Ingle was charged Friday with animal cruelty after being twice ordered by animal control officials to trim his horses' overgrown hoofs and clean up their manure-filled stalls.
Although authorities said earlier last week that almost a foot of manure filled the animals' stalls, there was no evidence of the muck Saturday.
If convicted of the misdemeanor offenses, Ingle could face a maximum sentence of six months in jail and a $500 fine.
Ingle said Saturday that he has never vaccinated the horses and exercises them rarely. But he defended his care of the animals, saying they are "in great condition."
"When my horses get sick I call the vet," he said, "but I'm not going to pay $300 to someone to come in when there's nothing wrong with them."
Ingle, a maintenance worker at the Jet Propulsion Laboratory in La Canada Flintridge, acknowledged that the horses' hoofs were overgrown but said he didn't have time or money to have them trimmed regularly.
"I'm hurt, and I'm embarrassed," he said of the charges. "But I don't have anything to hide."
Animal control officials said last week that they feared moving the horses to a county ranch could harm them. An animal control officer at the shelter Saturday declined comment on the protesters' demands.
Carrying signs and photographs of the horses, protesters said they were urging state officials to pass legislation to make cruelty to animals a felony.
"It's a paper impoundment, a paper jurisdiction," Weste said of county officials' supervision of Ingle's ranch. "The fact is, that man is still in control."
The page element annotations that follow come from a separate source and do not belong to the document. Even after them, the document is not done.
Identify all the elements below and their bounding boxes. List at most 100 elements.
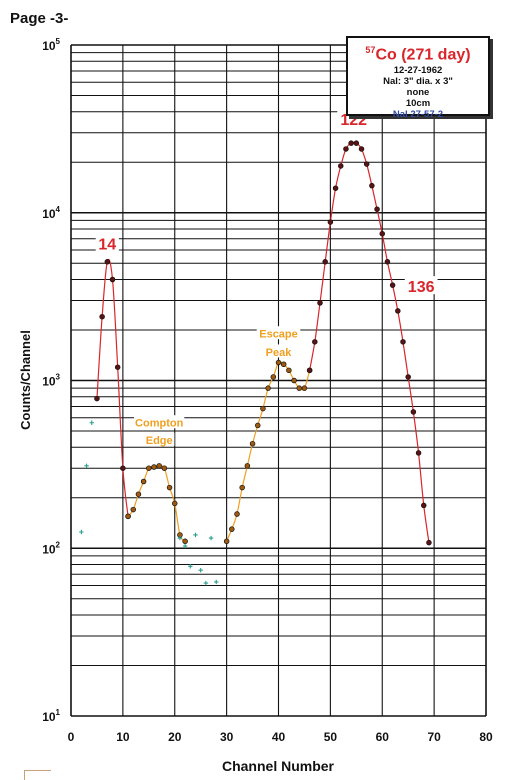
data-point: [120, 465, 126, 471]
data-point: [312, 339, 318, 345]
data-point: [244, 463, 251, 469]
data-point: [99, 313, 105, 320]
data-point: [353, 140, 360, 146]
data-point: [229, 526, 235, 532]
data-point: [400, 339, 406, 345]
data-point: [260, 405, 266, 412]
isotope-mass-number: 57: [365, 45, 376, 55]
data-point: [161, 465, 168, 471]
data-point: [348, 140, 354, 146]
annotation-label: 14: [98, 237, 116, 254]
data-point-plus: [203, 580, 209, 586]
legend-detector: Nal: 3" dia. x 3": [383, 76, 453, 88]
x-tick-label: 20: [168, 730, 182, 744]
data-point: [275, 359, 282, 366]
y-tick-label: 102: [42, 540, 60, 556]
annotation-label: Escape: [259, 329, 298, 341]
data-point: [405, 374, 411, 380]
data-point: [322, 259, 328, 265]
annotation-label: Edge: [146, 435, 173, 447]
data-point: [172, 500, 178, 507]
data-point: [114, 364, 121, 370]
x-tick-labels: 0 10 20 30 40 50 60 70 80: [68, 730, 493, 744]
data-point: [291, 377, 297, 384]
data-point: [146, 465, 152, 471]
annotation-label: Compton: [135, 418, 184, 430]
data-point: [395, 308, 401, 314]
data-point: [374, 206, 380, 212]
annotations: 14 122 136 Escape Peak Compton Edge: [95, 109, 438, 447]
annotation-background: [256, 326, 301, 340]
data-point: [94, 395, 100, 402]
data-point: [223, 538, 230, 545]
data-point: [358, 146, 365, 152]
x-tick-label: 10: [116, 730, 130, 744]
x-tick-label: 0: [68, 730, 75, 744]
data-point: [255, 422, 261, 429]
annotation-label: Peak: [266, 347, 293, 359]
data-point-plus: [188, 564, 193, 569]
x-axis-label: Channel Number: [222, 758, 335, 774]
x-tick-label: 60: [376, 730, 390, 744]
data-point: [125, 513, 131, 520]
data-point-plus: [198, 567, 203, 573]
x-tick-label: 80: [479, 730, 493, 744]
data-point: [296, 385, 303, 391]
data-point: [140, 478, 147, 485]
data-point: [249, 440, 256, 447]
data-point: [332, 185, 339, 191]
data-point: [327, 219, 334, 225]
isotope-name: Co (271 day): [375, 46, 471, 64]
data-point: [166, 484, 173, 491]
data-point-plus: [193, 532, 198, 538]
x-tick-label: 30: [220, 730, 234, 744]
data-point: [317, 300, 323, 306]
data-point: [182, 538, 188, 545]
x-tick-label: 40: [272, 730, 286, 744]
y-tick-label: 101: [42, 708, 60, 724]
legend-absorber: none: [406, 87, 430, 99]
data-point: [265, 385, 271, 391]
data-point-plus: [79, 529, 84, 535]
legend-box: 57Co (271 day) 12-27-1962 Nal: 3" dia. x…: [346, 36, 490, 120]
data-point: [239, 484, 245, 491]
y-tick-label: 105: [42, 37, 60, 53]
legend-distance: 10cm: [405, 98, 431, 110]
annotation-label: 122: [340, 112, 367, 129]
legend-title: 57Co (271 day): [348, 40, 488, 65]
data-point: [343, 146, 349, 152]
data-point: [104, 259, 111, 265]
data-point: [135, 491, 142, 497]
chart-grid: [70, 44, 487, 717]
annotation-background: [404, 276, 438, 295]
data-point-plus: [214, 579, 219, 585]
y-tick-label: 103: [42, 373, 60, 389]
data-point: [156, 463, 162, 469]
annotation-background: [143, 432, 175, 446]
data-point: [410, 409, 417, 415]
data-point-plus: [89, 420, 94, 425]
data-point: [306, 367, 313, 374]
data-point: [379, 230, 386, 237]
x-tick-label: 50: [324, 730, 338, 744]
annotation-background: [134, 415, 185, 429]
data-point: [130, 506, 137, 513]
data-point: [369, 182, 375, 189]
series-points: [79, 140, 432, 586]
data-point: [363, 161, 370, 167]
legend-date: 12-27-1962: [393, 65, 443, 77]
y-axis-label: Counts/Channel: [18, 330, 33, 430]
data-point: [286, 367, 292, 374]
data-point: [280, 361, 287, 367]
annotation-label: 136: [408, 279, 435, 296]
data-point: [234, 511, 240, 517]
data-point: [270, 374, 277, 380]
data-point-plus: [84, 463, 89, 469]
page-label: Page -3-: [10, 10, 69, 27]
y-tick-labels: 101 102 103 104 105: [42, 37, 60, 724]
data-point-plus: [177, 535, 183, 541]
x-tick-label: 70: [427, 730, 441, 744]
corner-logo: [24, 770, 51, 780]
data-point: [109, 276, 116, 283]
Later Saturday, Weste and three protest organizers moved to a K mart in Valencia to distribute pamphlets at the site of a local business exposition attended by County Supervisor Mike Antonovich.
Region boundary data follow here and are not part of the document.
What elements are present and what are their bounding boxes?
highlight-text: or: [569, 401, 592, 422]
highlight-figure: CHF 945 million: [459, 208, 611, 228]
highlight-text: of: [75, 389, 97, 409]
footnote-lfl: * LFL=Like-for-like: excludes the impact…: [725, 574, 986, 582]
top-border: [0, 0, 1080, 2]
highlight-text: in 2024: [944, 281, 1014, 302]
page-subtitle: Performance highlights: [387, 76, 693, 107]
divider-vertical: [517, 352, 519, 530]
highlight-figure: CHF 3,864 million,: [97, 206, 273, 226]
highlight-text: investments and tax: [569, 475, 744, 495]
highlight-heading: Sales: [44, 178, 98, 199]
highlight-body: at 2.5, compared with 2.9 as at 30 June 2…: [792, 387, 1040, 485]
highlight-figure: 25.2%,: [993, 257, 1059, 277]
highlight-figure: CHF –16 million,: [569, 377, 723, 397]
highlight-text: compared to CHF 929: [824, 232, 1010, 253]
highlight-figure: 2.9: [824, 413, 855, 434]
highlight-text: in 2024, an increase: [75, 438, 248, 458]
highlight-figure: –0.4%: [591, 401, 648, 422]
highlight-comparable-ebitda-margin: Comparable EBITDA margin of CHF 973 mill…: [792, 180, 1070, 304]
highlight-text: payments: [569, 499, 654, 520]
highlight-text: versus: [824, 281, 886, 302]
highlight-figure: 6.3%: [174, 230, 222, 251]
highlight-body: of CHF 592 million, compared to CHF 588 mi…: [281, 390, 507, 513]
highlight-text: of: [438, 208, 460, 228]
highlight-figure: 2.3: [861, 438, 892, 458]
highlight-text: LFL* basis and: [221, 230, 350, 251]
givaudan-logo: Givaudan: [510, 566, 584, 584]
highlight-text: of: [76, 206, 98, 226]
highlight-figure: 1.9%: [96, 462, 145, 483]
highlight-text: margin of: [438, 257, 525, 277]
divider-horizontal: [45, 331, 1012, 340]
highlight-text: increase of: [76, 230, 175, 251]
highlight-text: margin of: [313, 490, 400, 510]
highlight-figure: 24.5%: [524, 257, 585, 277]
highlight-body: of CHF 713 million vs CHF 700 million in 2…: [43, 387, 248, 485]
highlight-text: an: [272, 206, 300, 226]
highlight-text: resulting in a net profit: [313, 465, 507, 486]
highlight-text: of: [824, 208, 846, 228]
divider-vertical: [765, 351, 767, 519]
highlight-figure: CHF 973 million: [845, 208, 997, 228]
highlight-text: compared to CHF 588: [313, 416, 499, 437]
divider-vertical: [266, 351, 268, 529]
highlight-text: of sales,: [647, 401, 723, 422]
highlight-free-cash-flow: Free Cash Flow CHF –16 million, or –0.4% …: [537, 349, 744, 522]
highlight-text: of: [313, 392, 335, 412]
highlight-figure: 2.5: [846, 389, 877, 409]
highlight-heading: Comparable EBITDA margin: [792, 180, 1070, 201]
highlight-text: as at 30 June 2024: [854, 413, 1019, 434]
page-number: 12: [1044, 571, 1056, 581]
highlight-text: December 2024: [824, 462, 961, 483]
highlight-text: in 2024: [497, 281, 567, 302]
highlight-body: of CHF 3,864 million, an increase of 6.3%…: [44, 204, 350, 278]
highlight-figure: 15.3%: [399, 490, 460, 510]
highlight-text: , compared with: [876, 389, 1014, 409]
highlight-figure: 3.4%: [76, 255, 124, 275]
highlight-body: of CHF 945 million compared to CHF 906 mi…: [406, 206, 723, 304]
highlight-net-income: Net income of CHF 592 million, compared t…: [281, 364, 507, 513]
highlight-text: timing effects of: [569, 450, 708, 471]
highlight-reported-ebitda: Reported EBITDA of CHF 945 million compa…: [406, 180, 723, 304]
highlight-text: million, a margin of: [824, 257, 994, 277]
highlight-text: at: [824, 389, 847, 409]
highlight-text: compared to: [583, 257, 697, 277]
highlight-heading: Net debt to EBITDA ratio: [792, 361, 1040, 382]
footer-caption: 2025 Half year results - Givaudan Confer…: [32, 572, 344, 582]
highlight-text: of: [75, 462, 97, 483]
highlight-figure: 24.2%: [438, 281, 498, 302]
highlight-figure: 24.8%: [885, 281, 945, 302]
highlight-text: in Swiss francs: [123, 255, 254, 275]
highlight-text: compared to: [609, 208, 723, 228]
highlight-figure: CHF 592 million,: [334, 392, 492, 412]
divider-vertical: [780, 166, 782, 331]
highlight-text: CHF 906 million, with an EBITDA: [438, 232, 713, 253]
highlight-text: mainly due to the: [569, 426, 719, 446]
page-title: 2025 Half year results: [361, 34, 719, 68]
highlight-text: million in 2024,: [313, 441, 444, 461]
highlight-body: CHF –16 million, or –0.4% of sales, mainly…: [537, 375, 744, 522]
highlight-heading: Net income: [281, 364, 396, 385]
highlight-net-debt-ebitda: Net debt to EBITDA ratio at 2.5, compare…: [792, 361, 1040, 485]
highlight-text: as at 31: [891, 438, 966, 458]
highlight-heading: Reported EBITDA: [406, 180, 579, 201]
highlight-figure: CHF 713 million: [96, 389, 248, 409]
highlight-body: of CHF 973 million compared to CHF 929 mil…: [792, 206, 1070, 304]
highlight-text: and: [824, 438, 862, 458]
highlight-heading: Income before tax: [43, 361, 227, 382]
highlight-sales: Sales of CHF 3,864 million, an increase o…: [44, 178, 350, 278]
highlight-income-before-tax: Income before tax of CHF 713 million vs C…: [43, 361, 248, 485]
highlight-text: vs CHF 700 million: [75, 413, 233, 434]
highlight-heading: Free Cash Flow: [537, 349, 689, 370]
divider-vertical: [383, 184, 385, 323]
Although they remain at the ranch and are fed and watered by Ingle, the horses are under the supervision of the county's animal control officials. The department has sent two licensed farriers to the property to trim the horses' hoofs, said Jerry White, an animal control officer at the Castaic shelter.
Officials said last week that the untrained horses would have to be tranquilized to be moved from the site. The horses, they said, remain safest where they are.
"We want to get the situation under control," animal control Director Brian Berger said. "If we have to move them, we'll do it later. You always run a gamble when you tranquilize them where they could hurt each other or be hurt."
Bruce Richard, assistant animal control director, said last week that a county veterinarian found the horses in good health and well-fed despite unsanitary conditions.
Photographs that two protesters claimed to have taken showed the hoofs had grown so long that they curled unnaturally in front.
Domesticated horses need to have their hoofs trimmed every six to eight weeks because they are not free to move constantly over hard ground, which toughens the feet and maintains the hoofs of wild horses, said Dr. James Bullock, a Newhall veterinarian who specializes in horse care.
Horses with overgrown hoofs can lose their balance and fall when they try to walk, harming leg tendons, he said. Horses standing for long periods in urine and manure can develop hoof disease.